Da die benötigten Schriften automatisch geladen werden, bevor der Nutzer über das Cookiebanner zustimmen oder ablehnen kann, ist die Nutzung der Google Fonts problematisch und laut neuester Rechtssprechung auch nicht mehr mit „berechtigtem Interesse“ des Webseitenbetreibers abgedeckt

Darf ich Google Fonts einfach lokal in WordPress einbinden und nutzen?

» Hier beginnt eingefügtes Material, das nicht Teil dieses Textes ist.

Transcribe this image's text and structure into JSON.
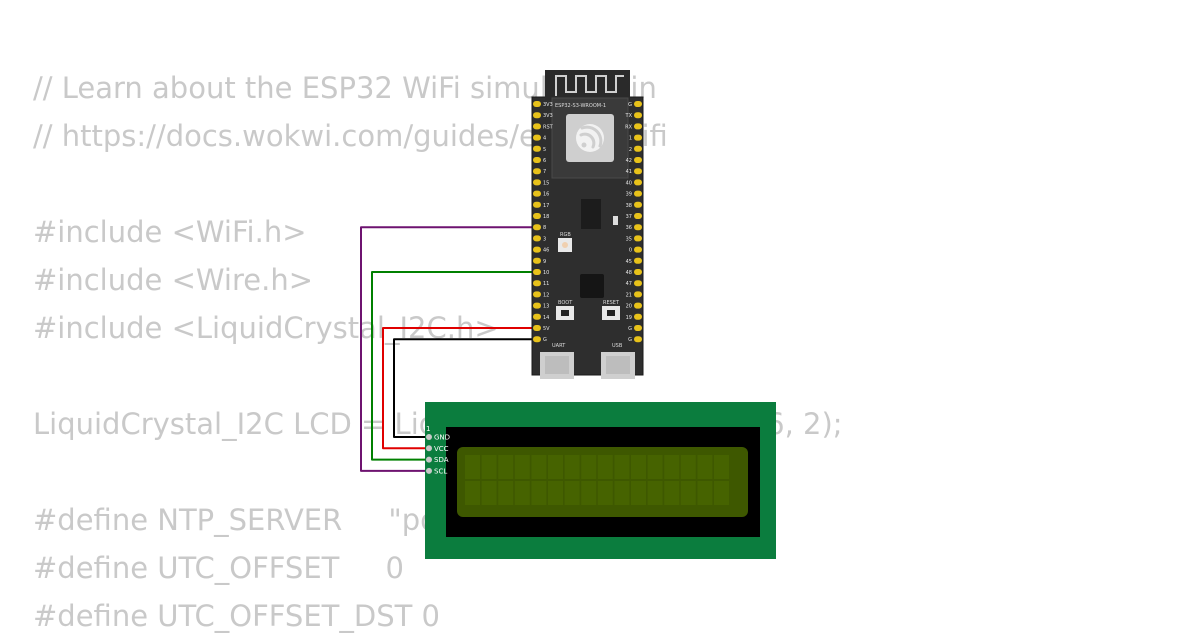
{
  "code_lines": [
    "// Learn about the ESP32 WiFi simulation in",
    "// https://docs.wokwi.com/guides/esp32-wifi",
    "",
    "#include <WiFi.h>",
    "#include <Wire.h>",
    "#include <LiquidCrystal_I2C.h>",
    "",
    "LiquidCrystal_I2C LCD = LiquidCrystal_I2C(0x27, 16, 2);",
    "",
    "#define NTP_SERVER     \"pool.ntp.org\"",
    "#define UTC_OFFSET     0",
    "#define UTC_OFFSET_DST 0"
  ],
  "board": {
    "module_label": "ESP32-S3-WROOM-1",
    "left_pins": [
      "3V3",
      "3V3",
      "RST",
      "4",
      "5",
      "6",
      "7",
      "15",
      "16",
      "17",
      "18",
      "8",
      "3",
      "46",
      "9",
      "10",
      "11",
      "12",
      "13",
      "14",
      "5V",
      "G"
    ],
    "right_pins": [
      "G",
      "TX",
      "RX",
      "1",
      "2",
      "42",
      "41",
      "40",
      "39",
      "38",
      "37",
      "36",
      "35",
      "0",
      "45",
      "48",
      "47",
      "21",
      "20",
      "19",
      "G",
      "G"
    ],
    "rgb_label": "RGB",
    "boot_label": "BOOT",
    "reset_label": "RESET",
    "uart_label": "UART",
    "usb_label": "USB"
  },
  "lcd": {
    "pin1_label": "1",
    "pins": [
      "GND",
      "VCC",
      "SDA",
      "SCL"
    ],
    "columns": 16,
    "rows": 2
  },
  "wires": [
    {
      "from": "GND",
      "to": "G",
      "color": "#000000"
    },
    {
      "from": "VCC",
      "to": "5V",
      "color": "#e00000"
    },
    {
      "from": "SDA",
      "to": "10",
      "color": "#008000"
    },
    {
      "from": "SCL",
      "to": "8",
      "color": "#6e1370"
    }
  ],
  "colors": {
    "code_text": "#c9c9c9",
    "board": "#2e2e2e",
    "pin": "#e8c21a",
    "lcd_pcb": "#0b7d3e",
    "lcd_screen": "#3e5800"
  }
}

Google schließt in seinen AGB nicht explizit aus, Google Fonts lokal auf dem eigenen Server einzubinden und zu nutzen. Sie empfehlen aber aus Performancegründen (schnelleres Laden) die Nutzung über den Google Server. Die lokale Einbindung von Google Fonts in WordPress ist also legal und kostenlos. Jedenfalls gibt es von Google noch keine gegenteilige Aussage.

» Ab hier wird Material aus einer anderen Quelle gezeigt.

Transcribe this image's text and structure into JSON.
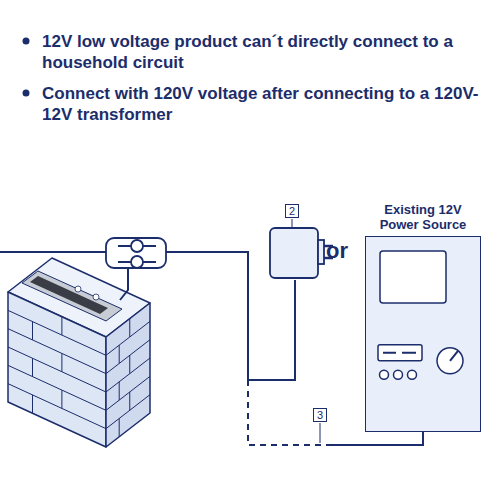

Wie kann ich Google Fonts DSGVO-konform nutzen?

Die verwendeten Schriften müssen hierzu lokal auf dem eigenen Server genutzt werden. Es gibt mehrere Möglichkeiten, Google Fonts lokal in WordPress einzubinden. Eine einfachere Variante mit Plugins, oder die schwierigere, bei der man über die functions.php die Google Fonts in WordPress einbindet. Bei manchen Themes und Pagebuildern gibt es Besonderheiten zu beachten.

So binden Sie Google Fonts Schritt für Schritt lokal in WordPress ein

Wichtige Information vorweg: Nutzen Sie unbedingt ein Child-Theme! Dieses können Sie manuell oder mithilfe eines Plugins (z.B. „Child Theme Configurator“) machen. Die hier in der Anleitung beschriebenen Anpassung der Datei „style.css“ werden dann im Child-Theme gemacht. Vorteil eines Child-Themes ist, dass individuelle Anpassungen nicht mit dem nächsten Update des Themes überschrieben werden.

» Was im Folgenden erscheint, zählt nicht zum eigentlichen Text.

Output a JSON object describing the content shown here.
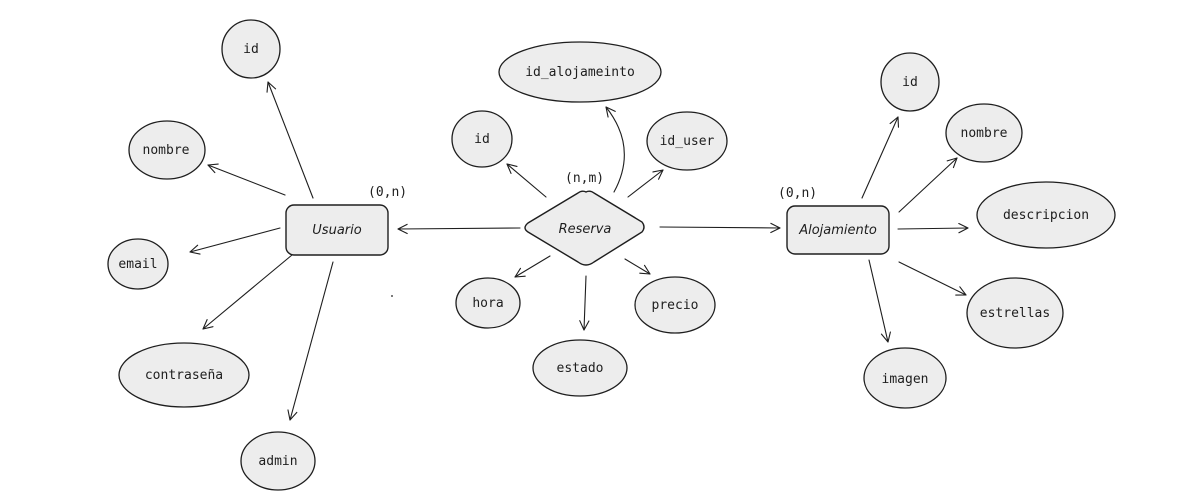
{
  "entities": {
    "usuario": "Usuario",
    "reserva": "Reserva",
    "alojamiento": "Alojamiento"
  },
  "usuario_attrs": {
    "id": "id",
    "nombre": "nombre",
    "email": "email",
    "contrasena": "contraseña",
    "admin": "admin"
  },
  "reserva_attrs": {
    "id_alojamiento": "id_alojameinto",
    "id": "id",
    "id_user": "id_user",
    "hora": "hora",
    "estado": "estado",
    "precio": "precio"
  },
  "alojamiento_attrs": {
    "id": "id",
    "nombre": "nombre",
    "descripcion": "descripcion",
    "estrellas": "estrellas",
    "imagen": "imagen"
  },
  "cardinalities": {
    "usuario": "(0,n)",
    "reserva": "(n,m)",
    "alojamiento": "(0,n)"
  }
}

1. Welche Google Fonts nutzt meine Webseite?

Als erstes müssen Sie die Schriftarten identifizieren, die über den Google-Server auf Ihrer WordPress -Webseite geladen werden. Dabei ist es wichtig, nicht nur den entsprechenden Google Font zu kennen, sondern auch alle verwendeten Schriftschnitte (fett, kursiv, Schriftgrößen etc.). Ein Blick in die Theme-Optionen (Design → Customizer → Fonts) sollte Auskunft darüber geben.

Alternativ können Sie über die Browserkonsole herausfinden, welche Google Fonts Ihre Webseite verwendet. Öffnen Sie dazu die entsprechende Webseite in Chrome oder Firefox und drücken Sie F12 (oder STRG+SHIFT+i). Unten öffnet sich die Browserkonsole. Klicken Sie auf den Tab „Sources“. Laden Sie die Seite neu und nun sollten Sie sehen, von welchen Quellen Daten geladen werden, also auch die Schriften.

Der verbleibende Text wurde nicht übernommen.